Although Tim and other members of the family have vivid memories of Casablanca’s artists and culture — “From earliest childhood, I literally would go from school right to the Casablanca office and sit on the floor,” he recalls — there was one extraordinary coincidence that took place in the early stages of writing the script.

“I was struggling to understand my dad’s early life, where he really came from,” Tim says. “Even the interviews I’d done didn’t give me much. But then one day we were cleaning out my mother’s garage, and we found this box.

“In 1981, when my father was first diagnosed with cancer, he’d started writing his life story,” he continues. “But then they thought he’d beaten [cancer], so they boxed up the manuscript and everyone forgot about it — but then the cancer came back the following year and he died very quickly. That’s what was in the box.
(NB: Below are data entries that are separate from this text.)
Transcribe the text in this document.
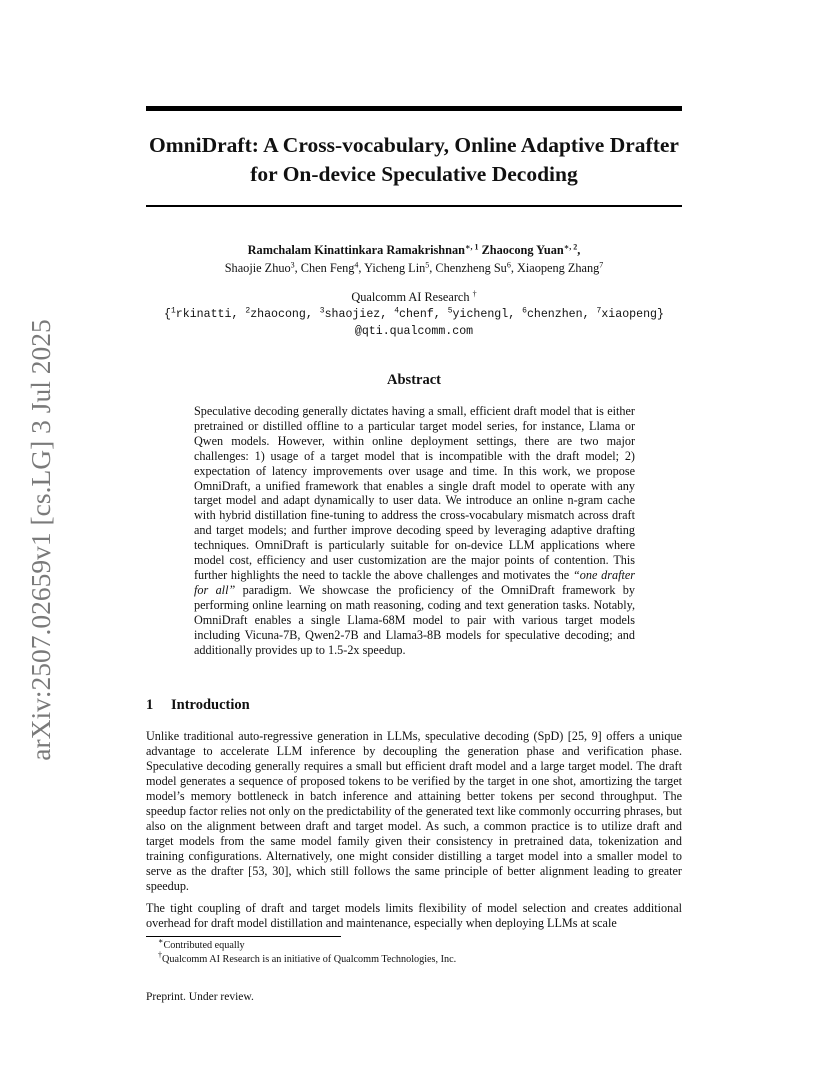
arXiv:2507.02659v1 [cs.LG] 3 Jul 2025
OmniDraft: A Cross-vocabulary, Online Adaptive Drafter for On-device Speculative Decoding
Ramchalam Kinattinkara Ramakrishnan$^{∗, 1}$ Zhaocong Yuan$^{∗, 2}$,
Shaojie Zhuo$^3$, Chen Feng$^4$, Yicheng Lin$^5$, Chenzheng Su$^6$, Xiaopeng Zhang$^7$
Qualcomm AI Research †
{$^1$rkinatti, $^2$zhaocong, $^3$shaojiez, $^4$chenf, $^5$yichengl, $^6$chenzhen, $^7$xiaopeng}
@qti.qualcomm.com
Abstract

Speculative decoding generally dictates having a small, efficient draft model that is either pretrained or distilled offline to a particular target model series, for instance, Llama or Qwen models. However, within online deployment settings, there are two major challenges: 1) usage of a target model that is incompatible with the draft model; 2) expectation of latency improvements over usage and time. In this work, we propose OmniDraft, a unified framework that enables a single draft model to operate with any target model and adapt dynamically to user data. We introduce an online n-gram cache with hybrid distillation fine-tuning to address the cross-vocabulary mismatch across draft and target models; and further improve decoding speed by leveraging adaptive drafting techniques. OmniDraft is particularly suitable for on-device LLM applications where model cost, efficiency and user customization are the major points of contention. This further highlights the need to tackle the above challenges and motivates the “one drafter for all” paradigm. We showcase the proficiency of the OmniDraft framework by performing online learning on math reasoning, coding and text generation tasks. Notably, OmniDraft enables a single Llama-68M model to pair with various target models including Vicuna-7B, Qwen2-7B and Llama3-8B models for speculative decoding; and additionally provides up to 1.5-2x speedup.

1 Introduction

Unlike traditional auto-regressive generation in LLMs, speculative decoding (SpD) [25, 9] offers a unique advantage to accelerate LLM inference by decoupling the generation phase and verification phase. Speculative decoding generally requires a small but efficient draft model and a large target model. The draft model generates a sequence of proposed tokens to be verified by the target in one shot, amortizing the target model’s memory bottleneck in batch inference and attaining better tokens per second throughput. The speedup factor relies not only on the predictability of the generated text like commonly occurring phrases, but also on the alignment between draft and target model. As such, a common practice is to utilize draft and target models from the same model family given their consistency in pretrained data, tokenization and training configurations. Alternatively, one might consider distilling a target model into a smaller model to serve as the drafter [53, 30], which still follows the same principle of better alignment leading to greater speedup.

The tight coupling of draft and target models limits flexibility of model selection and creates additional overhead for draft model distillation and maintenance, especially when deploying LLMs at scale

∗Contributed equally
†Qualcomm AI Research is an initiative of Qualcomm Technologies, Inc.
Preprint. Under review.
I wish it was complete — it ended right around the time he got to Buddah — but it was that critical piece that I was missing, about what it felt like to be a poor kid in Brooklyn.

“I don’t really believe in this kind of stuff, but to have that sort of message in a bottle from him, at the exact moment I was searching for it, was kind of strange.”

For the family, “Spinning Gold” is not only a labor of love, it’s also been an expansive form of therapy. “I’ve seen it at least 50 times, maybe more,” Evan says. “And I still can’t make it through the movie without crying at that last monologue at the end, where the Neil character says, ‘You all know Donna and Gene and Paul and George and Gladys, but I’ll bet there’s not one of you out there that knows my fucking name.’ I get emotional even talking about it,” he says, briefly misting up. “I think it’s an amazing homage to his spirit and the passion that he had for music and musicians and artists, and dreaming and really fighting for what he believed in.”

And the legacy continues. Tim was speaking from Northern Italy, where he was shooting their next film, “Verona,” a musical starring Rebel Wilson and Rupert Everett based on the real story of Romeo and Juliet — with music by Evan and, as second unit director, Tim’s 19-year-old daughter, Quinn.